My name is Doug Speed and I am
a researcher at University College London Genetics Institute,
and today I will be telling you about heritability and its uses and hopefully,
I'll convince you why this is the most exciting area in quantitative genetics.
So there are two parts to this talk.
First, I'll tell you about
traditional heritability analysis and then I'll talk to you a bit
about SNP-based heritability analysis which is
a very recent era in the last five years and hopefully,
I'll give you an idea of all the uses it has in trying to understand complex traits.
So first of all, here a few books and papers which I find very useful.
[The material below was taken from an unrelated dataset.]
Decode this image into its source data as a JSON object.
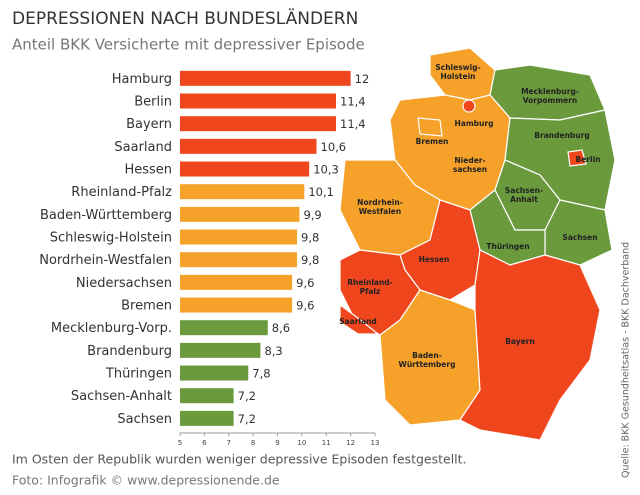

The first one is "Introduction to Quantitative Genetics" and this
has more details of a lot of the first part of this talk.
The second to "Introductory Statistics with R" and "Elements of Statistical Learning".
Both available with the author's webpages to view online and then
here major papers in the field of SNP-based heritability analysis.
So it'll be useful for later.
First, traditional heritability analysis.
So heritability is a fundamental concept in quantitative genetics.
Really if you plan to do a genetic analysis of a phenotype,
one of the first thing you should think about is what is
the heritability of a trait you wish to study.
If heritability is zero,
then there's no point doing a genetic analysis.
Because there are no genetic factors influencing the trait.
Whereas if the heritability is very high,
then this suggests your analysis is likely to be fruitful.
We're often interested in very broad comparisons.
So for example, heritability,
tells us how well we might predict a particular trait.
So this could be in plant and animal genetics or it could be in human diseases.
So for example, if there's two diseases and one has
heritability 20 percent and one has heritability 80 percent,
then in theory, we could predict the second disease better than the first.
So it's probably a good reason to try and study with the second trait.